In conclusion, our data support the financial importance of a hepatology section with regard to revenue production for an academic hospital system. Even though direct charges per patient were considerably higher for gastroenterology, hepatology generated a substantially larger amount of indirect or downstream revenue for the overall hospital system because of increased inpatient hospital stays and laboratory, radiology, and pathology services. Patients undergoing liver transplantation had the largest financial impact on the hospital system. Given the dramatic increases expected in liver disease, cirrhosis, liver cancer, and transplantation over the next 2 decades, our data suggest that a long-term investment in clinical hepatology is potentially advantageous to an academic medical center.
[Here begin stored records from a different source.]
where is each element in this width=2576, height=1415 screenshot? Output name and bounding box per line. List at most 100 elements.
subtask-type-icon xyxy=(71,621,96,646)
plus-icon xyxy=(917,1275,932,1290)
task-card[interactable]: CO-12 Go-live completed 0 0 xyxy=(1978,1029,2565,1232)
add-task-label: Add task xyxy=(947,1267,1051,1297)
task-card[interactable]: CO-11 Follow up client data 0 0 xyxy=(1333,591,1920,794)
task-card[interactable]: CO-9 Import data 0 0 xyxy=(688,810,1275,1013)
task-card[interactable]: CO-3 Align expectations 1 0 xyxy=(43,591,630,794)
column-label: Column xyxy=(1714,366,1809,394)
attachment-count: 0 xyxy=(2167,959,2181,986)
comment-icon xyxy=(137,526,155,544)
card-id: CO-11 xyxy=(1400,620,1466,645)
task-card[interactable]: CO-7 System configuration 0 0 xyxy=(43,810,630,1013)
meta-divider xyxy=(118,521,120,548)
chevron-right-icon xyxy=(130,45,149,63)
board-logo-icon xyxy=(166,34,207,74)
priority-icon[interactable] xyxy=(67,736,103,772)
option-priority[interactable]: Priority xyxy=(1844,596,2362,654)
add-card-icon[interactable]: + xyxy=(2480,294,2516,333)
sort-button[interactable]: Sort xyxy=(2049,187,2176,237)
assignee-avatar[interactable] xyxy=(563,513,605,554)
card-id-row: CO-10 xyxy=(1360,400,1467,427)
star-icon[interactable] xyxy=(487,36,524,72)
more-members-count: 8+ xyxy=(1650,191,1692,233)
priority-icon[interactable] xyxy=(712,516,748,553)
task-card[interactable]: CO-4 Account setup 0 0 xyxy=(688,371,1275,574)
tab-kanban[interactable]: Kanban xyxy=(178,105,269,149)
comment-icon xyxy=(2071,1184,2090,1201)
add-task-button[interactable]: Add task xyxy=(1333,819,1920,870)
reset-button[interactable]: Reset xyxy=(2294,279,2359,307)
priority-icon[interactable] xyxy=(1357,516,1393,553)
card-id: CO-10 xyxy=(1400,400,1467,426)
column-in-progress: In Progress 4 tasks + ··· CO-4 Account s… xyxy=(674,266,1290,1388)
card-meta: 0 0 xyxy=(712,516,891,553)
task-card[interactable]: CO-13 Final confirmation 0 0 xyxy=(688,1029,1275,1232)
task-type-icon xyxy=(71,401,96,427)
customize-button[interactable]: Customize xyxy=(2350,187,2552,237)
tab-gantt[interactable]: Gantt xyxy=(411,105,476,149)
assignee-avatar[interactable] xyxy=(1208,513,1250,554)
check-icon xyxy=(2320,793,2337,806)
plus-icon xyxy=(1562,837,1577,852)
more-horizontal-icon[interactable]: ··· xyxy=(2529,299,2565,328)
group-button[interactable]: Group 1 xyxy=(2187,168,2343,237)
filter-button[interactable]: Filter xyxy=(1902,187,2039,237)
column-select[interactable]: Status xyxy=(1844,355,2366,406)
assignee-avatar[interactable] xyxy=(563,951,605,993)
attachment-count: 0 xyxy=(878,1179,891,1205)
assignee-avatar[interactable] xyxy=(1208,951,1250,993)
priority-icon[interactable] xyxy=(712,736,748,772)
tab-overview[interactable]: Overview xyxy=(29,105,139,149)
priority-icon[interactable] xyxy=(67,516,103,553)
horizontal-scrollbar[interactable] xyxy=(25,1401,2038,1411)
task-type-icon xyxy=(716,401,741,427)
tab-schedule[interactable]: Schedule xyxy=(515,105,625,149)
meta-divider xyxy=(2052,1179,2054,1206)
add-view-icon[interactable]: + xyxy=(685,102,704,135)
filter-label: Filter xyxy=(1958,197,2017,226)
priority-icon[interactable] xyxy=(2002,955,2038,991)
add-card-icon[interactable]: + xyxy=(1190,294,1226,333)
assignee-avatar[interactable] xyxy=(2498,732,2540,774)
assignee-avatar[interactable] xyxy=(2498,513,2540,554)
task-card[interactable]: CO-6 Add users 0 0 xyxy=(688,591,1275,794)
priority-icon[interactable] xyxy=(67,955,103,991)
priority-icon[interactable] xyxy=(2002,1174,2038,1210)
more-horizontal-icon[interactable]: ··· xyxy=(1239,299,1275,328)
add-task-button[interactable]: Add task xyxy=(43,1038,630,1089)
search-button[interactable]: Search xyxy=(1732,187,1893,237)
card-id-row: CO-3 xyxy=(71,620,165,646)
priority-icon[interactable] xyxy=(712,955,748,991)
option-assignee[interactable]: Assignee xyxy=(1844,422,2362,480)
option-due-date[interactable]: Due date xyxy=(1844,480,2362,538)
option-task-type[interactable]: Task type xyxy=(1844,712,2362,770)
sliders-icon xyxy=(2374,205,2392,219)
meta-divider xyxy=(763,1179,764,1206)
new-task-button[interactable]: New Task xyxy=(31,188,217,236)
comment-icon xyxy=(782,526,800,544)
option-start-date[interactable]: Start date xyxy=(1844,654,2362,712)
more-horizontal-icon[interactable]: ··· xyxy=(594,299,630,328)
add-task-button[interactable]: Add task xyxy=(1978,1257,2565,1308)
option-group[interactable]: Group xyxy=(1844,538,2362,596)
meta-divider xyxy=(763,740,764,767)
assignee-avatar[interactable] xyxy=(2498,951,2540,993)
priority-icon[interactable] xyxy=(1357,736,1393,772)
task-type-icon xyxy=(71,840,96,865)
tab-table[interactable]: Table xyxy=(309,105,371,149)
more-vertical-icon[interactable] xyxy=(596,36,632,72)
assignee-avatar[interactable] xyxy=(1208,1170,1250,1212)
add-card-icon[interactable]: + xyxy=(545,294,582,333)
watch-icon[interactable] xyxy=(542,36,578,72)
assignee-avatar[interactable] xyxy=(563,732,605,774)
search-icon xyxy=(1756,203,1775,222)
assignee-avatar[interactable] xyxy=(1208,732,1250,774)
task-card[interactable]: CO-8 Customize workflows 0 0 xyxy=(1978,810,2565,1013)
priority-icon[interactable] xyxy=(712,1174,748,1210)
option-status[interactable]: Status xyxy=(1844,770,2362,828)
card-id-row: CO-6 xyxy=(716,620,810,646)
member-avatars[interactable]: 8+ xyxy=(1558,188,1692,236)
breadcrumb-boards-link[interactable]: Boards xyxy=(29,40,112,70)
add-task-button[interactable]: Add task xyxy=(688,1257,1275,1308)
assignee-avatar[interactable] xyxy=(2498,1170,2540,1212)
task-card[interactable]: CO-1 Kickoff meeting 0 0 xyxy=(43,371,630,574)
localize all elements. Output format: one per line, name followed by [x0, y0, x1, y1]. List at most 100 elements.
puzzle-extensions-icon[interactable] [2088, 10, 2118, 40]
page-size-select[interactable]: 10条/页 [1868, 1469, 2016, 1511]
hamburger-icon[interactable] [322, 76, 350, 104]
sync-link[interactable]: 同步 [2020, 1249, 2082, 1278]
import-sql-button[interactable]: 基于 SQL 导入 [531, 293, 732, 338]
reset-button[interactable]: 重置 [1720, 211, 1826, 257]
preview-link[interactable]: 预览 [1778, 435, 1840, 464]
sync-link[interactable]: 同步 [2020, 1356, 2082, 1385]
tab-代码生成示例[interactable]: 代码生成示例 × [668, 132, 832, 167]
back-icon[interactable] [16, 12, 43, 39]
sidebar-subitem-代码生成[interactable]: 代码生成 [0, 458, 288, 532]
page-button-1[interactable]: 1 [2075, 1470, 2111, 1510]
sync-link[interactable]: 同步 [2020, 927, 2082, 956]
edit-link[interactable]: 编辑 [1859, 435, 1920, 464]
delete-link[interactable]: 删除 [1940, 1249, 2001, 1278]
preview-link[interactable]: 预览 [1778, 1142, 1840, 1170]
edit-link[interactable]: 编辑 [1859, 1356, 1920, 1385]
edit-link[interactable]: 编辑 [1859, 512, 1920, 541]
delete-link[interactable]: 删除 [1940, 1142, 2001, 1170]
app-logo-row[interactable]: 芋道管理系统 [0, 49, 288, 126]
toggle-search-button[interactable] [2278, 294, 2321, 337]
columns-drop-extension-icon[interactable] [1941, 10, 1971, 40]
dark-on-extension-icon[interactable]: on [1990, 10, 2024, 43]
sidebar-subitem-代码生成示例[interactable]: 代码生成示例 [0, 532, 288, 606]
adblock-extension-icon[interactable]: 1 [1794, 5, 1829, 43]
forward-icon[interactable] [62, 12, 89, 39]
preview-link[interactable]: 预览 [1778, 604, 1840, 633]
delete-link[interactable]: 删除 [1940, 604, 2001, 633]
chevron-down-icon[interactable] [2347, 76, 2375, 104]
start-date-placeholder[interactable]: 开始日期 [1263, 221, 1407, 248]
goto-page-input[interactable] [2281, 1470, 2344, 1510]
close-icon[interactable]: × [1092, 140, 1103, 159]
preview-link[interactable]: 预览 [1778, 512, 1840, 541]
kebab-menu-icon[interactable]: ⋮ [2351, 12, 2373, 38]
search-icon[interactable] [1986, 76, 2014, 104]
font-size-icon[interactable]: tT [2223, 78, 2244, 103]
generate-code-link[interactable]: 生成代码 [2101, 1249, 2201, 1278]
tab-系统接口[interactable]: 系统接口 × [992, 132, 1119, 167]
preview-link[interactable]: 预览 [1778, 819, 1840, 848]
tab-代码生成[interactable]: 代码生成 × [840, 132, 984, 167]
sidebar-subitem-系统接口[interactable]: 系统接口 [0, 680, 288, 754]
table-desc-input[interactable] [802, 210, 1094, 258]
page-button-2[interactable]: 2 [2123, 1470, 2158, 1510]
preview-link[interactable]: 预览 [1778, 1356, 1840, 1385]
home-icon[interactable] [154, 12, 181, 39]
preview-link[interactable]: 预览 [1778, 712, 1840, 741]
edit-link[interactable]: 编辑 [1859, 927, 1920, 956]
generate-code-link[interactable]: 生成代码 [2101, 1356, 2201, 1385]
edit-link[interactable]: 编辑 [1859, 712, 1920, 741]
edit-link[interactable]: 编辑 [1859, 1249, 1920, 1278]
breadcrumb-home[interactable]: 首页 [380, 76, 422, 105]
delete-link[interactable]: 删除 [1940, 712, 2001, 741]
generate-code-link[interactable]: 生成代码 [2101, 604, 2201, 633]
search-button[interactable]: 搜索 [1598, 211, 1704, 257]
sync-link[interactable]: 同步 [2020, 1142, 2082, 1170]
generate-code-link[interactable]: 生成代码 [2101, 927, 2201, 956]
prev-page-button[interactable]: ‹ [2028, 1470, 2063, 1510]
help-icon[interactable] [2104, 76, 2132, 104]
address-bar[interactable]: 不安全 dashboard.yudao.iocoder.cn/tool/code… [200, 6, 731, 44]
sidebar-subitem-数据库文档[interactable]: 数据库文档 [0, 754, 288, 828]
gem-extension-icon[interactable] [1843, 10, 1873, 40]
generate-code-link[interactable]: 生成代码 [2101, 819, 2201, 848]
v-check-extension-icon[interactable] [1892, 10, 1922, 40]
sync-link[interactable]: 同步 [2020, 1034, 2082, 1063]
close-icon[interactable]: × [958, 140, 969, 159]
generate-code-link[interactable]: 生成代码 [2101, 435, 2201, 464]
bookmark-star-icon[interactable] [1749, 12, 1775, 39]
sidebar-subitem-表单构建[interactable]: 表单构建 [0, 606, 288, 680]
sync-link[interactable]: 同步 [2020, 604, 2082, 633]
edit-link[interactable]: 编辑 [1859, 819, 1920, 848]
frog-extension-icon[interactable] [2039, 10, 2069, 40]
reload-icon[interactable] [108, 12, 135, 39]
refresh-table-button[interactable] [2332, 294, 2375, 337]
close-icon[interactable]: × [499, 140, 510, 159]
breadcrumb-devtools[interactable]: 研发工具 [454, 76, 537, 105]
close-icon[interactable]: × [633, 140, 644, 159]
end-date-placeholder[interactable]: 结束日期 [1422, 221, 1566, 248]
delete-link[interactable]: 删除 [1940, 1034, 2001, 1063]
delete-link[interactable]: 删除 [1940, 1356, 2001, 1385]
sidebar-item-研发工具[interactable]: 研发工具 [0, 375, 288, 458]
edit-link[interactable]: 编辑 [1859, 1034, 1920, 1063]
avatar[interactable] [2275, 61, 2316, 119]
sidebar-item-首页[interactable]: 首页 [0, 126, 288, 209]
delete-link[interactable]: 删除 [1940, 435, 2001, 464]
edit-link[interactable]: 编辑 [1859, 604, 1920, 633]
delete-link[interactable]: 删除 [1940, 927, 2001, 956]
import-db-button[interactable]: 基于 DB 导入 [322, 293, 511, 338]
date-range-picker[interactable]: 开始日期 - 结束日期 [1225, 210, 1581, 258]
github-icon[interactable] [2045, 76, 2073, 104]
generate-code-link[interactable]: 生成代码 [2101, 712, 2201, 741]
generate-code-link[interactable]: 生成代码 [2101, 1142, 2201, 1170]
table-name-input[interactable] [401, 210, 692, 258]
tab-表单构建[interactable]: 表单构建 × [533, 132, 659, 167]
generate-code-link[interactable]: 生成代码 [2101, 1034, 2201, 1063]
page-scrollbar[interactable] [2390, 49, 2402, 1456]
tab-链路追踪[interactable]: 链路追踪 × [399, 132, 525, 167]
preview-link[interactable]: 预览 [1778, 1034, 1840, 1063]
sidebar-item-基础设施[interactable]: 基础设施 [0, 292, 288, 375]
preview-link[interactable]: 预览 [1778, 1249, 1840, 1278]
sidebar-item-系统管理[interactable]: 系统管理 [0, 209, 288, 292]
Even though our data clearly suggest that hepatology should be compensated and supported by the institution, where does this money come from? One obvious problem in today's medical environment is the concept of a fixed pool of resources. An academic medical system must weigh its priorities and decide on an appropriate distribution of funds. Unfortunately, no perfect system seems to exist. A team or equal partnership approach can be used with equal distribution of revenue to all departments. This would favor the gatekeepers of the system (such as primary care physicians or hepatologists) who earn more indirect revenue, but would be a disincentive to those who produce more direct revenue, such as surgeons and procedural-based physicians. However, a system that rewards departments based solely on direct revenue would disadvantage the less procedurally-oriented disciplines. The academic system must recognize that profitable ventures such as surgery and endoscopic procedures require interdepartmental collaboration and depend, to a large extent, on referrals from other nonprocedural specialties. As an example demonstrated in Table 1, transplantation patients generate the largest amount of charges for the hospital system, but the least direct revenue to the hepatology section. As established by the United Network for Organ Sharing guidelines, liver transplantation cannot occur without hepatologists. Thus, there must be a system in place to support hepatology and to maintain patient care for liver transplantations. It is beyond the scope of this analysis to suggest an exact system of financial distribution for every academic center. Hopefully, academic hepatologists and the academic medical centers themselves can use the results of this study to negotiate a fair, system-based compensation method. Such compensation may involve funding and support from several sources, including the hospital system administration, the department of medicine, and the department of (transplantation) surgery.